E atendo-nos às suas alegações de recurso (aliás em similitude com aquilo que havia defendido na petição inicial), a recorrente defende que o normativo em causa viola o art. 103º, n. 3, da CRP (na medida em que a norma é retroactiva), viola o princípio da segurança jurídica (com assento no art. 2º da CRP) e ofende o art. 104º, n. 2, da CRP, na medida em que a tributação não incide sobre o seu rendimento real.
Ou seja, o que está em causa é uma norma que o recorrente entende ser inconstitucional.
Apreciemos cada questão de per si.

3.1. Da alegada violação do art. 103º, n. 3, da CRP.

O art. 103º da CRP, subordinado à epígrafe “sistema fiscal”, dispõe no seu n. 3 que “ninguém pode ser obrigado a pagar impostos que não hajam sido criados nos termos da Constituição, que tenham natureza retroactiva ou cuja liquidação e cobrança se não façam nos termos da lei”.

Está em causa, como resulta das alegações da recorrente, a violação de um desses princípios, a saber, a retroactividade do imposto.
Aceita, é certo, o recorrente que as participações sociais foram alienadas na vigência da norma aqui em causa.
Porém, defende que a aquisição foi efectuada anteriormente, sendo que “as mais e menos valias têm a sua origem num facto tributário complexo, constituído por dois actos – uma compra e uma venda”.

Não tem, a nosso ver o recorrente qualquer razão.
Não estamos perante um facto tributário complexo. Facto tributário aqui relevante é sim a venda.

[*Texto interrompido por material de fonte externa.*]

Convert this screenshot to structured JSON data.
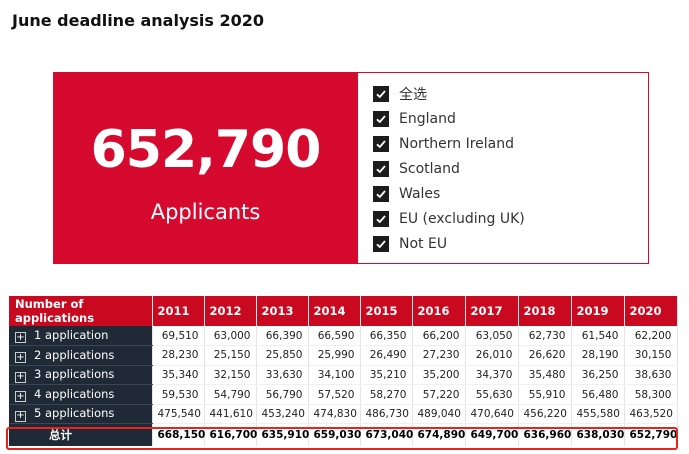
{
  "page": {
    "title": "June deadline analysis 2020"
  },
  "kpi": {
    "value": "652,790",
    "label": "Applicants"
  },
  "slicer": {
    "items": [
      {
        "label": "全选",
        "checked": true
      },
      {
        "label": "England",
        "checked": true
      },
      {
        "label": "Northern Ireland",
        "checked": true
      },
      {
        "label": "Scotland",
        "checked": true
      },
      {
        "label": "Wales",
        "checked": true
      },
      {
        "label": "EU (excluding UK)",
        "checked": true
      },
      {
        "label": "Not EU",
        "checked": true
      }
    ]
  },
  "matrix": {
    "header": [
      "Number of applications",
      "2011",
      "2012",
      "2013",
      "2014",
      "2015",
      "2016",
      "2017",
      "2018",
      "2019",
      "2020"
    ],
    "rows": [
      {
        "label": "1 application",
        "values": [
          "69,510",
          "63,000",
          "66,390",
          "66,590",
          "66,350",
          "66,200",
          "63,050",
          "62,730",
          "61,540",
          "62,200"
        ]
      },
      {
        "label": "2 applications",
        "values": [
          "28,230",
          "25,150",
          "25,850",
          "25,990",
          "26,490",
          "27,230",
          "26,010",
          "26,620",
          "28,190",
          "30,150"
        ]
      },
      {
        "label": "3 applications",
        "values": [
          "35,340",
          "32,150",
          "33,630",
          "34,100",
          "35,210",
          "35,200",
          "34,370",
          "35,480",
          "36,250",
          "38,630"
        ]
      },
      {
        "label": "4 applications",
        "values": [
          "59,530",
          "54,790",
          "56,790",
          "57,520",
          "58,270",
          "57,220",
          "55,630",
          "55,910",
          "56,480",
          "58,300"
        ]
      },
      {
        "label": "5 applications",
        "values": [
          "475,540",
          "441,610",
          "453,240",
          "474,830",
          "486,730",
          "489,040",
          "470,640",
          "456,220",
          "455,580",
          "463,520"
        ]
      }
    ],
    "total": {
      "label": "总计",
      "values": [
        "668,150",
        "616,700",
        "635,910",
        "659,030",
        "673,040",
        "674,890",
        "649,700",
        "636,960",
        "638,030",
        "652,790"
      ]
    }
  },
  "colors": {
    "kpi_background": "#d60a2e",
    "header_background": "#c8091f",
    "row_header_background": "#1f2a36",
    "highlight_border": "#e8231d"
  },
  "icons": {
    "checkbox": "checkmark-icon",
    "expand": "plus-expand-icon"
  }
}
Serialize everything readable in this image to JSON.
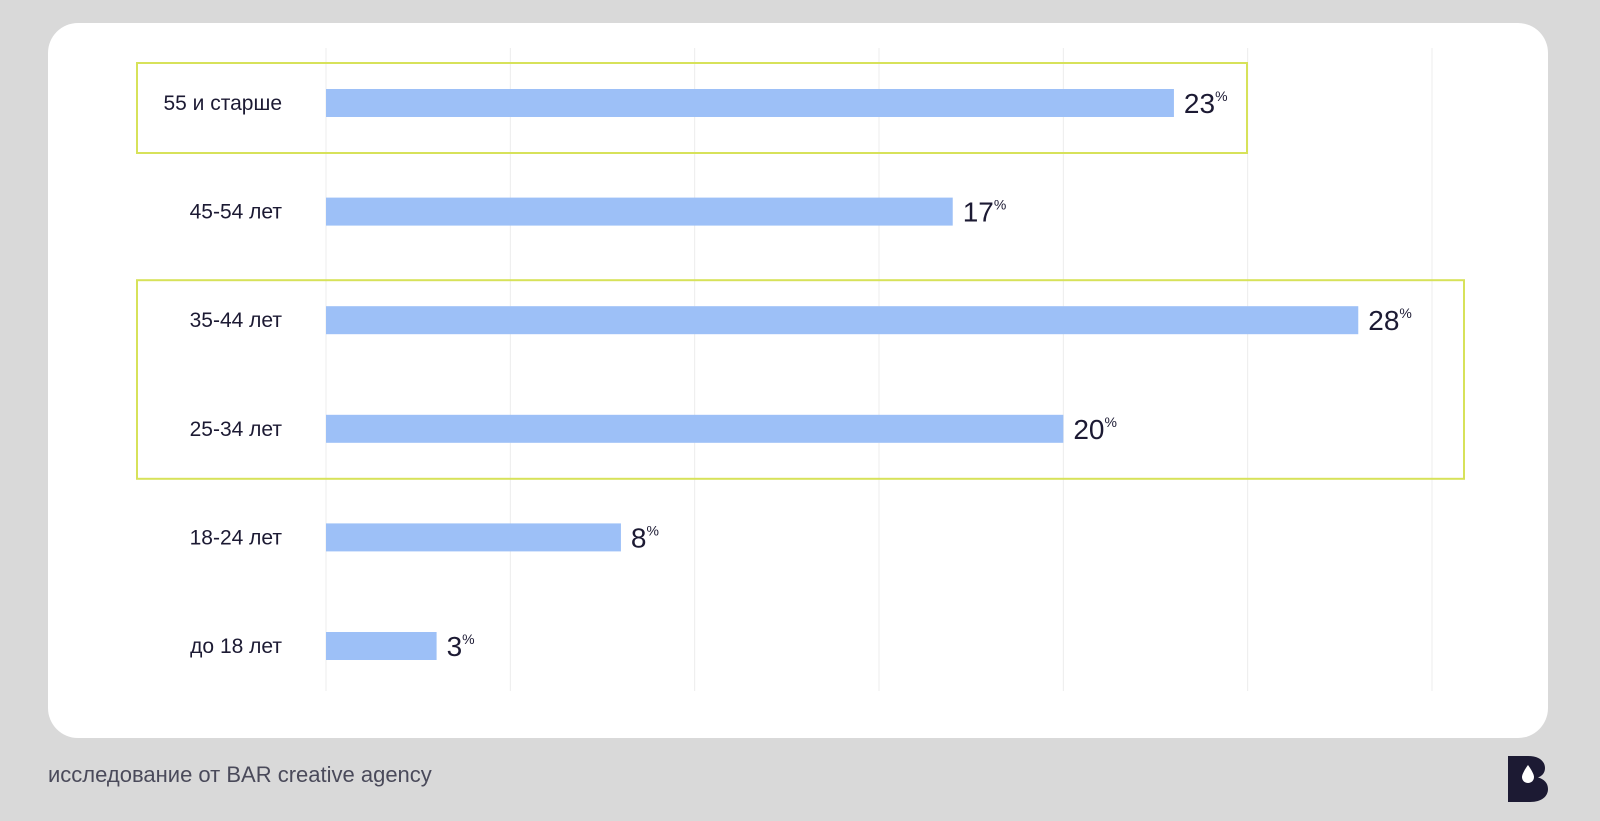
{
  "chart_data": {
    "type": "bar",
    "orientation": "horizontal",
    "categories": [
      "55 и старше",
      "45-54 лет",
      "35-44 лет",
      "25-34 лет",
      "18-24 лет",
      "до 18 лет"
    ],
    "values": [
      23,
      17,
      28,
      20,
      8,
      3
    ],
    "value_unit": "%",
    "xlim": [
      0,
      30
    ],
    "grid": true,
    "highlight_groups": [
      [
        "55 и старше"
      ],
      [
        "35-44 лет",
        "25-34 лет"
      ]
    ],
    "colors": {
      "bar": "#9dc0f7",
      "highlight": "#d7e25a",
      "grid": "#ececec",
      "text": "#1c1a33"
    }
  },
  "footer": {
    "source_text": "исследование от BAR creative agency"
  },
  "logo": {
    "letter": "B",
    "icon": "brand-b-logo-icon",
    "color": "#1c1a33"
  }
}
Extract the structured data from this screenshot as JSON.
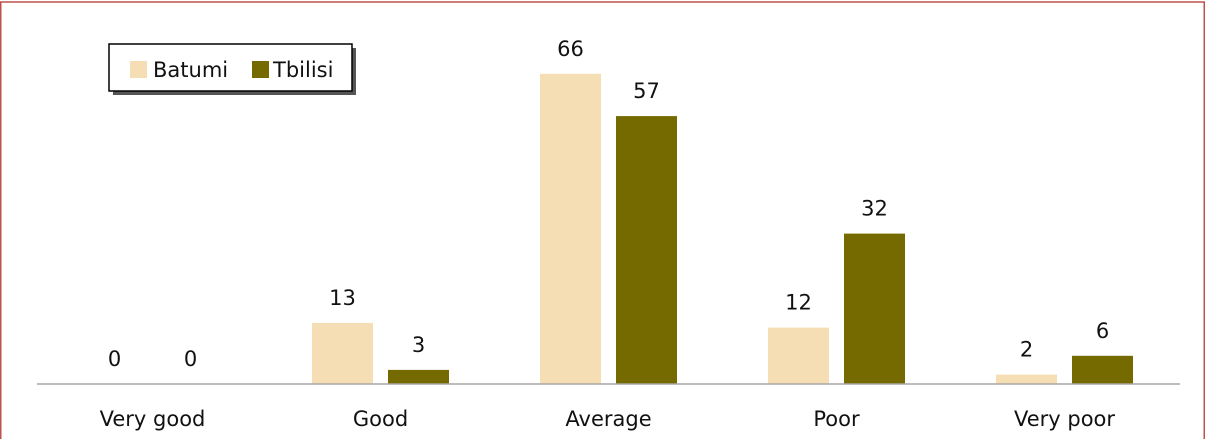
{
  "chart_data": {
    "type": "bar",
    "title": "",
    "xlabel": "",
    "ylabel": "",
    "categories": [
      "Very good",
      "Good",
      "Average",
      "Poor",
      "Very poor"
    ],
    "series": [
      {
        "name": "Batumi",
        "color": "#f5deb3",
        "values": [
          0,
          13,
          66,
          12,
          2
        ]
      },
      {
        "name": "Tbilisi",
        "color": "#756a00",
        "values": [
          0,
          3,
          57,
          32,
          6
        ]
      }
    ],
    "ylim": [
      0,
      70
    ],
    "grid": false,
    "legend_placement": "top-left",
    "frame_color": "#c0504d",
    "axis_color": "#a6a6a6"
  }
}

Ora, à data, estava em vigor o citado diploma legal, pelo que patentemente não estamos perante qualquer retroactividade da lei.
A retroactividade pressupunha que se estivesse perante um facto complexo de formação sucessiva, o que não tem sustentação na hipótese dos autos.

3.2. Do princípio da segurança jurídica.

Tem este princípio tradução constitucional no art. 2º da CRP.
Como ensina Casalta Nabais Direito Fiscal, 2ª Edição, pág. 144 e ss. este princípio limita o legislador em dois sentidos (na edição de normas retroactivas desfavoráveis e na livre revogabilidade e alterabilidade das leis fiscais (favoráveis).
Já vimos que a própria Constituição impede a retroactividade do imposto, pelo que o primeiro dos pressupostos está ultrapassado
Até porque, como dissemos supra, não há retroactividade do imposto.
E não se pode falar em diversificados e onerosos deveres ou obrigações fiscais, de natureza acessória.
Ao invés, afigura-se-nos que o legislador, com uma outra visão das coisas, porventura temporal e circunstancial, alterou o critério da dedução fiscal da diferença entre mais e menos valias.
Não vemos assim que tenha sido violada o princípio da tutela da confiança dos contribuintes.

3.3. Da alegada violação do art. 104º, 2, da CRP.

Dispõe este normativo constitucional que “a tributação das empresas incide fundamentalmente sobre o seu rendimento real”.
Pois bem.
Anotemos que a lei não diz que a tributação incide unicamente sobre o rendimento real.
Se o dissesse, aí sim, poderíamos constatar a existência de uma inconstitucionalidade.
Mas não.
Como bem refere o EPGA, a expressão rendimento real opõe-se a rendimento normal e não a rendimento presumido, sendo que no CIRC se contêm vários exemplos de custos contabilísticos que não são considerados custos fiscais.
Não ocorre assim a violação deste preceito constitucional.

4. Face ao exposto, acorda-se em negar provimento ao recurso.
Custas pelo recorrente, fixando-se a procuradoria em 1/6.

Lisboa, 20 de Maio de 2009. Lúcio Barbosa (relator) - Jorge Lino - Isabel Marques da Silva.